Итак, даже успехи Паскаля в науке не дали ему большой веры в условия человеческого существования. Созерцая беспредельность вселенной, он пугался до смерти:
Когда я вижу бессмысленное и жалкое положение человека, когда обозреваю всю вселенную в ее немоте и человека, предоставленного себе, затерявшегося в кромешной тьме в забытом уголке вселенной, неспособного ничего понять и не знающего, кто забросил его туда, и что ему теперь делать, и что станется с ним, когда он умрет, меня охватывает ужас под стать тому, какой испытал бы, проснувшись в растерянности, человек, которого перенесли во сне на какой-то кошмарный необитаемый остров безо всякой возможности оттуда выбраться. И поражаюсь я тому, что столь бедственное положение не доводит людей до отчаяния.[3]
Слова Паскаля отрезвляют, напоминая о том, что эра науки не была пронизана бойким оптимизмом.

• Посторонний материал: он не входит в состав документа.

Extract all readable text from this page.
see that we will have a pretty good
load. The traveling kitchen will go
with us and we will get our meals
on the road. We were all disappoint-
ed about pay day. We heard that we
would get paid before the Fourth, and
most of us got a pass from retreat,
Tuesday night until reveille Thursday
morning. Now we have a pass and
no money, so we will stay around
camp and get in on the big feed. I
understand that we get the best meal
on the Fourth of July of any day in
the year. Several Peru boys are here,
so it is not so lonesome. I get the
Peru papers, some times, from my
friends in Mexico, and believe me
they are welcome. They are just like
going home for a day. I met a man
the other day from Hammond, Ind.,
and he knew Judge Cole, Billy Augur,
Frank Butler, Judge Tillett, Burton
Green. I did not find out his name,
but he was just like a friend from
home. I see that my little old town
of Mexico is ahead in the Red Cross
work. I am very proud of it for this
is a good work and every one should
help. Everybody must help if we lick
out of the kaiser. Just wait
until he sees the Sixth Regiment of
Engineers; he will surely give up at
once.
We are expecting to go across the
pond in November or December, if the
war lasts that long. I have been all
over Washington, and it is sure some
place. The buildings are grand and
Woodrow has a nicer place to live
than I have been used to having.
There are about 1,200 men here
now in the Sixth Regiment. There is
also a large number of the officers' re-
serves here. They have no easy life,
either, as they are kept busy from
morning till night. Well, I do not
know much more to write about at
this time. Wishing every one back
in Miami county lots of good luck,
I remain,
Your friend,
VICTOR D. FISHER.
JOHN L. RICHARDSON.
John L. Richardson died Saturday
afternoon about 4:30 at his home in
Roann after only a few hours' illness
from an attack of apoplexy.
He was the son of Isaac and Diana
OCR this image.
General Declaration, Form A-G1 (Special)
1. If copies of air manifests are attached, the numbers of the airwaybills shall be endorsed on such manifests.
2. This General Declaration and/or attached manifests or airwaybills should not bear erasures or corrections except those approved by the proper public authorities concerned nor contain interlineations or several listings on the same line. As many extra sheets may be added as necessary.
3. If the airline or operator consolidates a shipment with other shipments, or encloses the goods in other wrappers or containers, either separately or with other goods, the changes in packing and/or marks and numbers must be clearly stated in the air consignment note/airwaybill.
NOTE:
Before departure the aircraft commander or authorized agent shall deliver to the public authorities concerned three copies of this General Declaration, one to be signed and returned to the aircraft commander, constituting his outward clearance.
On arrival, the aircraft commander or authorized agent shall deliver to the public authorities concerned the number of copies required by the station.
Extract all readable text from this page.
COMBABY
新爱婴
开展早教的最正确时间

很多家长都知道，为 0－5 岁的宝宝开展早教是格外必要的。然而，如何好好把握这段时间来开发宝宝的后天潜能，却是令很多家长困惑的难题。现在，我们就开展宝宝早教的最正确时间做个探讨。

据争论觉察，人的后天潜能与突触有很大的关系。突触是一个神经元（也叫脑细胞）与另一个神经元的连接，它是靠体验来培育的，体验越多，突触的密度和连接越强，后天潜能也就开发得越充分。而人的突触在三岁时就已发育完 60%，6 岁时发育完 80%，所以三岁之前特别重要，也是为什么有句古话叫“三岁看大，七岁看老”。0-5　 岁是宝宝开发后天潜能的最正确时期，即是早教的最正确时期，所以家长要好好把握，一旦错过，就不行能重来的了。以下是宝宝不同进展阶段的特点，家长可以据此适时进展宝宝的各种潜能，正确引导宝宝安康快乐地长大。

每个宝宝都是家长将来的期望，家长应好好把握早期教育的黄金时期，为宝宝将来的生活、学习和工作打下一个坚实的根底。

Паскаль предвидел ужасы мира, потерявшего высший смысл своего бытия. Едва ли кому-то удалось столь же красноречиво выразить издавна терзавший человечество кошмар пробуждения в чуждой вселенной. Паскаль был безжалостно откровенен с самим собой; в отличие от многих своих современников, он свято верил, что доказать существование Бога не удастся никогда. Замыслив воображаемого оппонента, не способного уверовать в Бога, Паскаль так и не нашел доводов, какими мог бы переубедить собеседника. Начинался новый виток развития единобожия. До той поры никто не подвергал сомнениям существование Бога. Паскаль стал первым, кто допустил, что в этом кипучем новом мире вера в Бога может быть делом личного выбора. И в этом смысле его можно считать первым человеком современной эпохи.